Segundo o epidemiologista, embora a tendência de novos casos atualmente esteja em queda, a onda de óbitos tende a ser mais larga

“Vamos demorar um pouco mais para diminuir o número de óbitos pelo grande número de pessoas hospitalizadas, algumas em estado grave, tanto no setor público quanto no privado”, explica.

Em comparação com 2020, ele indica que “provavelmente estamos em junho da primeira onda, quando estávamos saindo do pico”. “Você tem um declínio de casos mas sobretudo menor pressão assistencial com menos pessoas chegando às UPAs e unidades básicas de saúde”.

“Colchão social”

O especialista pondera que, nas capitais brasileiras, cerca de 80% das pessoas que morrem são moradoras de áreas periféricas. Não apenas por dificuldades no acesso à rede de saúde, mas por uma série de “desigualdades históricas”.

“São pessoas mais vulneráveis, algumas com comorbidade muitas vezes não controlada (como diabetes), que não conseguiram fazer o isolamento adequado”, percebe.

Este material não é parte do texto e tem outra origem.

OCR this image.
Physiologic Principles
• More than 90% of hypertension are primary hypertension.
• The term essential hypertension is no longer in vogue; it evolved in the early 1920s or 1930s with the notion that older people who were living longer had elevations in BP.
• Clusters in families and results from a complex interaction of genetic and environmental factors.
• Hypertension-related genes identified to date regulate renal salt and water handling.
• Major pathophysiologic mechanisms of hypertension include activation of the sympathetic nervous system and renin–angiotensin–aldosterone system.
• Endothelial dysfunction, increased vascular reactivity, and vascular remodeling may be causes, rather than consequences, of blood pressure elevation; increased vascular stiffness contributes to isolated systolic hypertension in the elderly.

Lima Neto critica a opinião de quem “está sempre culpando os pobres por não fazerem isolamento”. Para ele, é necessário “um colchão social muito forte” que dê conta das demandas de assistência social.

Inclusive, lembra que a fome voltou para muitas famílias.

Assistência em saúde

Segundo o epidemiologista, a partir dos dados, a decisão da SMS foi colocar todos os 116 postos da Atenção Básica para atender casos suspeitos da doença. “Em qualquer um, o paciente pode coletar e receber a primeira atenção”, garante.

Já a rede municipal de média e alta complexidade, conforme o Plano Municipal de Contingência, envolve as emergências de oito hospitais secundários, seis Unidades de Pronto Atendimento (UPA) e a emergência do Hospital Instituto Dr. José Frota (IJF).

O gerente também afirma que a gestão busca, através da identificação espacial de zonas “quentes”, fortalecer a vigilância epidemiológica e o rastreamento mais eficiente de contatos para, “pelo menos, interromper minimamente a transmissão”.

Risco altíssimo

Fortaleza ainda se encontra em nível “altíssimo” para transmissão da Covid-19, conforme alerta da plataforma IntegraSUS, da Secretaria Estadual da Saúde (Sesa).

Nas duas últimas semanas epidemiológicas, entre 11 e 24 de abril, a cidade teve tendência crescente de incidência de novos casos.

Por outro lado, ocorre tendência decrescente de internações por causas respiratórias e da taxa de positividade de testes para detecção da Covid-19.